Горчаков поднялся к себе, зажег свет, бросил нож на поднос в прихожей, где лежали вечерние газеты и письма, достал из бара коньяк, залпом выпил полстакана, пожевал дольку лимона и позвонил Кудзуки.

К телефону подошел Маеда Сигеру, узнав Горчакова, зашипел:

— Рад срышать. Рад. Господин порковник изворит отдыхать. Что дорожить?

— Я готов встретиться с вами в любом месте.

— Когда?

— Когда угодно. Хоть сейчас.

— Хорсё. Очинно хорсё.

Сигеру пообещал уточнить у Кудзуки время и место встречи и повесил трубку. Горчаков потер лоб, возможно, Кудзуки стоял рядом и слышал весь разговор. То-то радости у макак! А, гори они ясным огнем! В Азии поневоле сделаешься азиатом. Все мы чуточку потомки Чингисхана. Но каков этот солдафон Маеда!

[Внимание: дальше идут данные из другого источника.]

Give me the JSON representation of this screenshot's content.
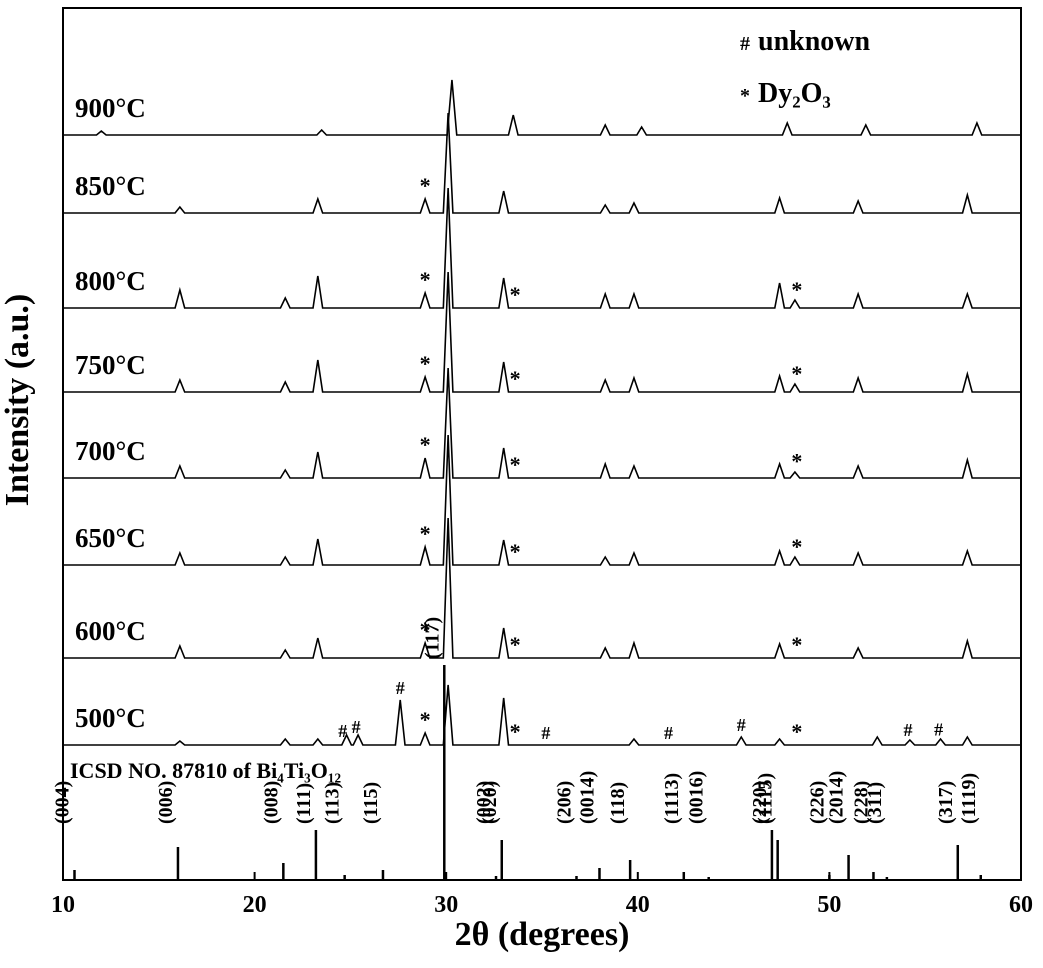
{
  "chart_data": {
    "type": "line",
    "xlabel": "2θ (degrees)",
    "ylabel": "Intensity (a.u.)",
    "xlim": [
      10,
      60
    ],
    "xticks": [
      10,
      20,
      30,
      40,
      50,
      60
    ],
    "legend": [
      {
        "symbol": "#",
        "text": "unknown"
      },
      {
        "symbol": "*",
        "text": "Dy₂O₃"
      }
    ],
    "series": [
      {
        "name": "900°C",
        "color": "#000000",
        "x": [
          10,
          11.75,
          12,
          12.25,
          23.25,
          23.5,
          23.75,
          30.05,
          30.3,
          30.55,
          33.25,
          33.5,
          33.75,
          38.05,
          38.3,
          38.55,
          39.95,
          40.2,
          40.45,
          47.55,
          47.8,
          48.05,
          51.65,
          51.9,
          52.15,
          57.45,
          57.7,
          57.95,
          60
        ],
        "values": [
          0,
          0,
          4,
          0,
          0,
          5,
          0,
          0,
          55,
          0,
          0,
          20,
          0,
          0,
          10,
          0,
          0,
          8,
          0,
          0,
          12,
          0,
          0,
          10,
          0,
          0,
          12,
          0,
          0
        ],
        "markers": []
      },
      {
        "name": "850°C",
        "color": "#000000",
        "x": [
          10,
          15.85,
          16.1,
          16.35,
          23.05,
          23.3,
          23.55,
          28.65,
          28.9,
          29.15,
          29.85,
          30.1,
          30.35,
          32.75,
          33.0,
          33.25,
          38.05,
          38.3,
          38.55,
          39.55,
          39.8,
          40.05,
          47.15,
          47.4,
          47.65,
          51.25,
          51.5,
          51.75,
          56.95,
          57.2,
          57.45,
          60
        ],
        "values": [
          0,
          0,
          6,
          0,
          0,
          14,
          0,
          0,
          14,
          0,
          0,
          100,
          0,
          0,
          22,
          0,
          0,
          8,
          0,
          0,
          10,
          0,
          0,
          15,
          0,
          0,
          12,
          0,
          0,
          18,
          0,
          0
        ],
        "markers": [
          {
            "label": "*",
            "x": 28.9
          }
        ]
      },
      {
        "name": "800°C",
        "color": "#000000",
        "x": [
          10,
          15.85,
          16.1,
          16.35,
          21.35,
          21.6,
          21.85,
          23.05,
          23.3,
          23.55,
          28.65,
          28.9,
          29.15,
          29.85,
          30.1,
          30.35,
          32.75,
          33.0,
          33.25,
          38.05,
          38.3,
          38.55,
          39.55,
          39.8,
          40.05,
          47.15,
          47.4,
          47.65,
          47.95,
          48.2,
          48.45,
          51.25,
          51.5,
          51.75,
          56.95,
          57.2,
          57.45,
          60
        ],
        "values": [
          0,
          0,
          18,
          0,
          0,
          10,
          0,
          0,
          32,
          0,
          0,
          15,
          0,
          0,
          120,
          0,
          0,
          30,
          0,
          0,
          14,
          0,
          0,
          14,
          0,
          0,
          25,
          0,
          0,
          8,
          0,
          0,
          14,
          0,
          0,
          14,
          0,
          0
        ],
        "markers": [
          {
            "label": "*",
            "x": 28.9
          },
          {
            "label": "*",
            "x": 33.6
          },
          {
            "label": "*",
            "x": 48.3
          }
        ]
      },
      {
        "name": "750°C",
        "color": "#000000",
        "x": [
          10,
          15.85,
          16.1,
          16.35,
          21.35,
          21.6,
          21.85,
          23.05,
          23.3,
          23.55,
          28.65,
          28.9,
          29.15,
          29.85,
          30.1,
          30.35,
          32.75,
          33.0,
          33.25,
          38.05,
          38.3,
          38.55,
          39.55,
          39.8,
          40.05,
          47.15,
          47.4,
          47.65,
          47.95,
          48.2,
          48.45,
          51.25,
          51.5,
          51.75,
          56.95,
          57.2,
          57.45,
          60
        ],
        "values": [
          0,
          0,
          12,
          0,
          0,
          10,
          0,
          0,
          32,
          0,
          0,
          15,
          0,
          0,
          120,
          0,
          0,
          30,
          0,
          0,
          12,
          0,
          0,
          14,
          0,
          0,
          16,
          0,
          0,
          8,
          0,
          0,
          14,
          0,
          0,
          18,
          0,
          0
        ],
        "markers": [
          {
            "label": "*",
            "x": 28.9
          },
          {
            "label": "*",
            "x": 33.6
          },
          {
            "label": "*",
            "x": 48.3
          }
        ]
      },
      {
        "name": "700°C",
        "color": "#000000",
        "x": [
          10,
          15.85,
          16.1,
          16.35,
          21.35,
          21.6,
          21.85,
          23.05,
          23.3,
          23.55,
          28.65,
          28.9,
          29.15,
          29.85,
          30.1,
          30.35,
          32.75,
          33.0,
          33.25,
          38.05,
          38.3,
          38.55,
          39.55,
          39.8,
          40.05,
          47.15,
          47.4,
          47.65,
          47.95,
          48.2,
          48.45,
          51.25,
          51.5,
          51.75,
          56.95,
          57.2,
          57.45,
          60
        ],
        "values": [
          0,
          0,
          12,
          0,
          0,
          8,
          0,
          0,
          26,
          0,
          0,
          20,
          0,
          0,
          110,
          0,
          0,
          30,
          0,
          0,
          14,
          0,
          0,
          12,
          0,
          0,
          14,
          0,
          0,
          6,
          0,
          0,
          12,
          0,
          0,
          18,
          0,
          0
        ],
        "markers": [
          {
            "label": "*",
            "x": 28.9
          },
          {
            "label": "*",
            "x": 33.6
          },
          {
            "label": "*",
            "x": 48.3
          }
        ]
      },
      {
        "name": "650°C",
        "color": "#000000",
        "x": [
          10,
          15.85,
          16.1,
          16.35,
          21.35,
          21.6,
          21.85,
          23.05,
          23.3,
          23.55,
          28.65,
          28.9,
          29.15,
          29.85,
          30.1,
          30.35,
          32.75,
          33.0,
          33.25,
          38.05,
          38.3,
          38.55,
          39.55,
          39.8,
          40.05,
          47.15,
          47.4,
          47.65,
          47.95,
          48.2,
          48.45,
          51.25,
          51.5,
          51.75,
          56.95,
          57.2,
          57.45,
          60
        ],
        "values": [
          0,
          0,
          12,
          0,
          0,
          8,
          0,
          0,
          26,
          0,
          0,
          18,
          0,
          0,
          130,
          0,
          0,
          25,
          0,
          0,
          8,
          0,
          0,
          12,
          0,
          0,
          14,
          0,
          0,
          8,
          0,
          0,
          12,
          0,
          0,
          14,
          0,
          0
        ],
        "markers": [
          {
            "label": "*",
            "x": 28.9
          },
          {
            "label": "*",
            "x": 33.6
          },
          {
            "label": "*",
            "x": 48.3
          }
        ]
      },
      {
        "name": "600°C",
        "color": "#000000",
        "x": [
          10,
          15.85,
          16.1,
          16.35,
          21.35,
          21.6,
          21.85,
          23.05,
          23.3,
          23.55,
          28.65,
          28.9,
          29.15,
          29.85,
          30.1,
          30.35,
          32.75,
          33.0,
          33.25,
          38.05,
          38.3,
          38.55,
          39.55,
          39.8,
          40.05,
          47.15,
          47.4,
          47.65,
          51.25,
          51.5,
          51.75,
          56.95,
          57.2,
          57.45,
          60
        ],
        "values": [
          0,
          0,
          12,
          0,
          0,
          8,
          0,
          0,
          20,
          0,
          0,
          15,
          0,
          0,
          140,
          0,
          0,
          30,
          0,
          0,
          10,
          0,
          0,
          15,
          0,
          0,
          14,
          0,
          0,
          10,
          0,
          0,
          17,
          0,
          0
        ],
        "markers": [
          {
            "label": "*",
            "x": 28.9
          },
          {
            "label": "*",
            "x": 33.6
          },
          {
            "label": "*",
            "x": 48.3
          }
        ]
      },
      {
        "name": "500°C",
        "color": "#000000",
        "x": [
          10,
          15.85,
          16.1,
          16.35,
          21.35,
          21.6,
          21.85,
          23.05,
          23.3,
          23.55,
          24.55,
          24.8,
          25.05,
          25.15,
          25.4,
          25.65,
          27.35,
          27.6,
          27.85,
          28.65,
          28.9,
          29.15,
          29.85,
          30.1,
          30.35,
          32.75,
          33.0,
          33.25,
          39.55,
          39.8,
          40.05,
          45.15,
          45.4,
          45.65,
          47.15,
          47.4,
          47.65,
          52.25,
          52.5,
          52.75,
          53.95,
          54.2,
          54.45,
          55.55,
          55.8,
          56.05,
          56.95,
          57.2,
          57.45,
          60
        ],
        "values": [
          0,
          0,
          4,
          0,
          0,
          6,
          0,
          0,
          6,
          0,
          0,
          10,
          0,
          0,
          10,
          0,
          0,
          45,
          0,
          0,
          12,
          0,
          0,
          60,
          0,
          0,
          47,
          0,
          0,
          6,
          0,
          0,
          8,
          0,
          0,
          6,
          0,
          0,
          8,
          0,
          0,
          5,
          0,
          0,
          6,
          0,
          0,
          8,
          0,
          0
        ],
        "markers": [
          {
            "label": "#",
            "x": 24.6
          },
          {
            "label": "#",
            "x": 25.3
          },
          {
            "label": "#",
            "x": 27.6
          },
          {
            "label": "*",
            "x": 28.9
          },
          {
            "label": "*",
            "x": 33.6
          },
          {
            "label": "#",
            "x": 35.2
          },
          {
            "label": "#",
            "x": 41.6
          },
          {
            "label": "#",
            "x": 45.4
          },
          {
            "label": "*",
            "x": 48.3
          },
          {
            "label": "#",
            "x": 54.1
          },
          {
            "label": "#",
            "x": 55.7
          }
        ]
      }
    ],
    "reference": {
      "title": "ICSD NO. 87810 of Bi₄Ti₃O₁₂",
      "labels": [
        "(004)",
        "(006)",
        "(008)",
        "(111)",
        "(113)",
        "(115)",
        "(117)",
        "(002)",
        "(020)",
        "(206)",
        "(0014)",
        "(118)",
        "(1113)",
        "(0016)",
        "(220)",
        "(1115)",
        "(226)",
        "(2014)",
        "(228)",
        "(311)",
        "(317)",
        "(1119)"
      ],
      "x": [
        10.6,
        16.0,
        21.5,
        23.2,
        24.7,
        26.7,
        29.9,
        32.6,
        32.9,
        36.8,
        38.0,
        39.6,
        42.4,
        43.7,
        47.0,
        47.3,
        50.0,
        51.0,
        52.3,
        53.0,
        56.7,
        57.9
      ],
      "values": [
        10,
        33,
        17,
        50,
        5,
        10,
        215,
        4,
        40,
        4,
        12,
        20,
        8,
        3,
        50,
        40,
        5,
        25,
        8,
        3,
        35,
        5
      ]
    }
  }
}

Горчаков ошибся. Офицер японской императорской армии Маеда Сигеру был далеко не так прост и ограничен, как это казалось Горчакову и отчасти даже непосредственному начальнику Сигеру полковнику Кудзуки. Маеда Сигеру еще в спецшколе подавал большие надежды, и его не раз ставили в пример прочим. Маеда был ценен тем, что у него полностью отсутствовали качества, присущие большинству людей: жалость, сожаление, сострадание, сочувствие к ближнему были для Сигеру понятиями абстрактными. В этом курсанты и преподаватели убедились, когда первокурсник Сигеру выдал охранке Кёмпентай[79] товарища по взводу, который не хотел ехать на материк из-за больной матери. «У этого Сигеру нет нервов, — говорили преподаватели. — Он далеко пойдет».